Noch beschränkt sich das Phänomen auf die Städte - aber vielleicht nicht mehr lange. Reiter sieht das Potenzial nämlich noch lange nicht ausgeschöpft. "Ich sehe enorme Zukunftschancen in Feriendestinationen und Hotspots wie Skigebieten", sagt er zur "Wiener Zeitung". Dort brauche es "dieses junge Element".
Die ersten Schritte hinaus aus den Städten wurden bereits getan. Die österreichische Low-Budget-Hotel-und-Motel-Kooperation Fair Sleep hat in den vergangenen vier Jahren 15 Hotels unter anderem in Gmünd im Waldviertel und Wilfersdorf im Weinviertel errichtet. Im Unterschied zu den Städtehotels mit bis zu 400 Zimmern bietet das "Fair Sleep"-Modell durchschnittlich 30 Zimmer. Die Hauptzielgruppe ist laut Andreas Weber, einer der drei Kooperationsmanager, jung, männlich und berufstätig.

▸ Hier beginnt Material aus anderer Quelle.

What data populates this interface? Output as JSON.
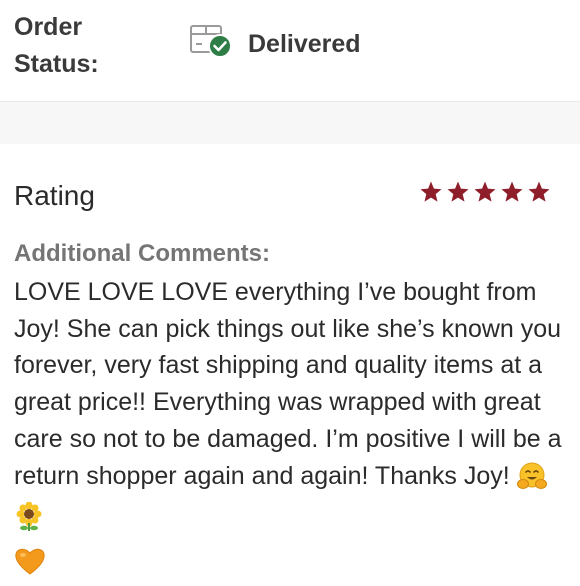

Eine Nacht mit Frühstück kostet je nach Standort zwischen 34 und 69 Euro. Bis 2020 will man insgesamt 50 Standorte - auch in Deutschland - eröffnet haben.
Bei Low-Budget geht es allerdings noch billiger. Wombat’s etwa bietet Durchschnittpreise von 20 Euro, die malaysische Kette Tune Hotels von 21 Euro an. Auch A&O mit Sitz in Deutschland, Ibis und Etap sind in Österreich mit Low-Budget-Hotels vertreten. Den Anfang hatte Motel One gemacht: Gemeinsam mit der Verkehrsbüro Group, Partner bei den österreichischen Standorten, hat die deutsche Kette im Mai 2011 das erste Billighotel in Salzburg eröffnet. Mittlerweile gibt es ein zweites am Wiener Westbahnhof, weitere werden in der Wiener Innenstadt sowie am Hauptbahnhof eröffnen.
Billig durch Bausteinprinzip
Das Konzept des "genetischen Urmodells Motel One", wie Reiter es nennt, ist denkbar einfach. Es ähnelt dem Billigflieger-Modell: ein Bausteinprinzip, bei dem zum Beispiel Frühstück, Fön, Klimaanlage, Handtücher und Bettwäsche extra verrechnet werden. Bei Fair Sleep etwa gibt es auch ein "Automatenfrühstück". Die Zimmer sind durch Hängeschränke so gestaltet, dass Reinigungskräfte den Boden um vieles schneller als sonst wischen können. Zudem sind die Zimmer sehr klein. Oft sind sie nicht mehr als 16 Quadratmeter groß. Die Grundausstattung ist zwar immer die gleiche, aber solide und gut designt.
Das alles spart Ressourcen und Personal. Es ist die "McDonaldisierung der Gesellschaft", wie sie der US-amerikanische Professor der Soziologie George Ritzer schon vor 20 Jahren in seinem gleichnamigen Buch ankündigte, die nun offenbar die Hotellerie erreicht hat. Ritzer meint damit die Veränderung von traditionellen hin zu rationalen Gedankenmodellen - ein Prozess, in dem die Gesellschaft zunehmend die Charakteristika eines Fastfood-Restaurants übernehme.